In più occasioni, durante gli ultimi mesi, mi sono permesso di sottolineare che, di fronte al default di moltissimi sistemi territoriali ( sanità in primis ma anche apparato amministrativo dello Stato), la scuola stava dando, e avrebbe potuto continuare a dare, lezioni di buona amministrazione e di resilienza, essendo stata capace di rigenerarsi e di rinnovarsi con impegno e dedizione, partendo quasi da zero e riuscendo comunque a garantire i servizi minimi anche attraverso una didattica dalle infinite insidie come quella a distanza o digitale integrata.
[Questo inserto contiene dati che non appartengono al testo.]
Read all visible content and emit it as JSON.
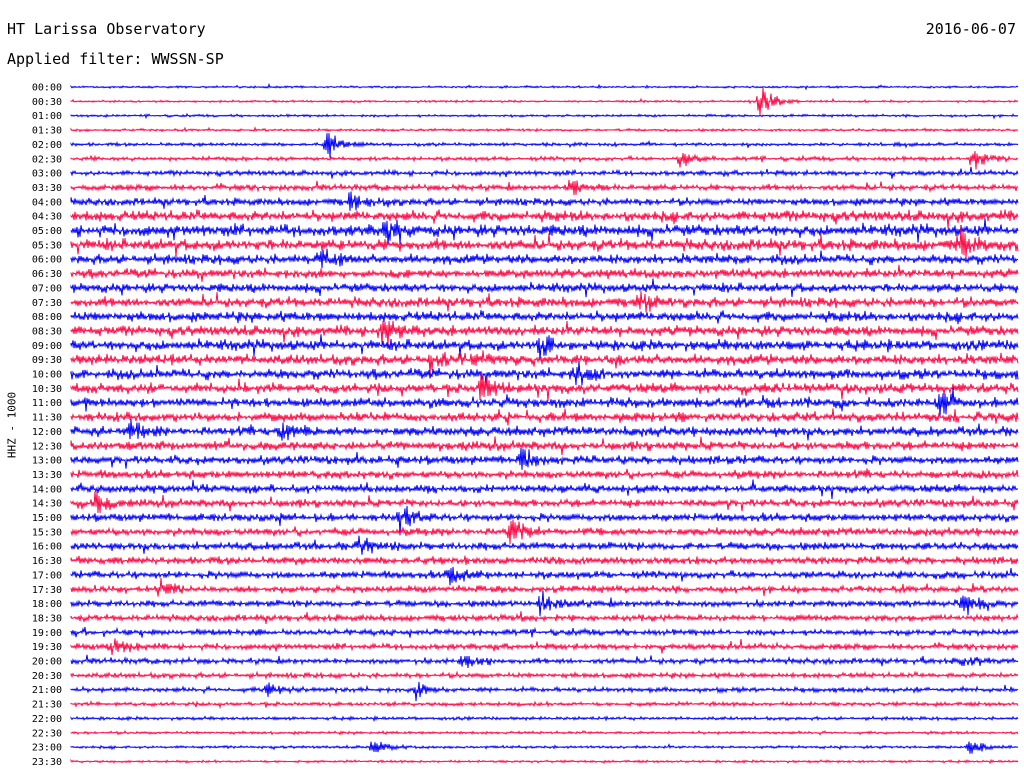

In diversi contesti, compreso quello associativo, di cui mi onoro di far parte, ho sempre manifestato l’idea che ogni dirigente scolastico avrebbe saputo fare anche il resto, cioè garantire una dignitosa scuola in presenza, se solo avesse avuto la “ cassetta degli attrezzi” per correre ai ripari:

  • Un aumento temporaneo, ma consistente, degli organici , modello Germania o Austria con incremento dal 30 al 50 % della dotazione, a seconda del tipo di scuola, in maniera da poter organizzare gruppi distanziati nello spazio e nel tempo, due categorie che già Aristotele poneva alla base di ogni ragionamento valido.
  • La possibilità di agire direttamente sulle criticità, come, ad esempio, i trasporti, utilizzando gli strumenti della normativa semplificata dei contratti pubblici, con affidamenti diretti fino a 75.000 euro, ed in maniera da alleggerire i trasporti pubblici e/o coprire fasce orarie, funzionali alla scuola riorganizzata, senza caricare di difficoltà le famiglie e le comunità locali.
  • Il conferimento di maggiori poteri temporanei ai dirigenti scolastici, nell’unica sensata direzione, quella di non dover dimostrare solo “di aver fatto le delibere” negli organi competenti ma di aver agito per garantire il servizio scolastico in piena legalità ma con la indispensabile elasticità, visto che sarebbe stato difficile mettere d’accordo le comunità educanti su decisioni impopolari o inusuali. Quando chiamati, all’inizio dell’emergenza, direttamente a garantire la didattica a distanza dalla sera alla mattina, mi sovviene che i dirigenti scolastici non si persero d’animo e non abusarono, in nessun modo, delle loro prerogative.

Nei contesti, nei quali sono state avanzate queste proposte, era prevedibile lo scetticismo; ha destato meraviglia trovare una decisa contrapposizione, talmente decisa da sollecitare il ritiro in buon ordine di proposte probabilmente troppo temerarie per una scuola che aspetta volentieri ordini dall’alto.

E arriveranno molto presto gli ordini dall’alto. Il governo, nel segno della più fulgida restaurazione, affiderà ai Prefetti il coordinamento delle operazioni per il rientro a scuola degli studenti nelle rispettive province.

Saranno istituite cabine di regia sotto il coordinamento degli ecc. mi funzionari governativi che, forti dei loro uffici di diretta collaborazione con la presidenza del Consiglio dei ministri, garantiranno la corretta gestione, nei territori, delle attività per la ripresa della scuola, quella vera, fatta di orari, programmi e organizzazione decisa da chi sa fare bene e meglio.

In quale misura resterà visibile ed quanto rimarrà accettabile la dignità istituzionale che l’autonomia e la dirigenza avevano inteso conferire alla scuola, per consentirle di adempiere al meglio alla funzione di organo costituzionale dello Stato?

Immagino che, da qualche parte, stia anche iniziando la corsa per far parte della cabina di regia prefettizia. Si sa che la partecipazione è sempre un buon titolo da aggiungere al curriculum, anche restando in deferente silenzio.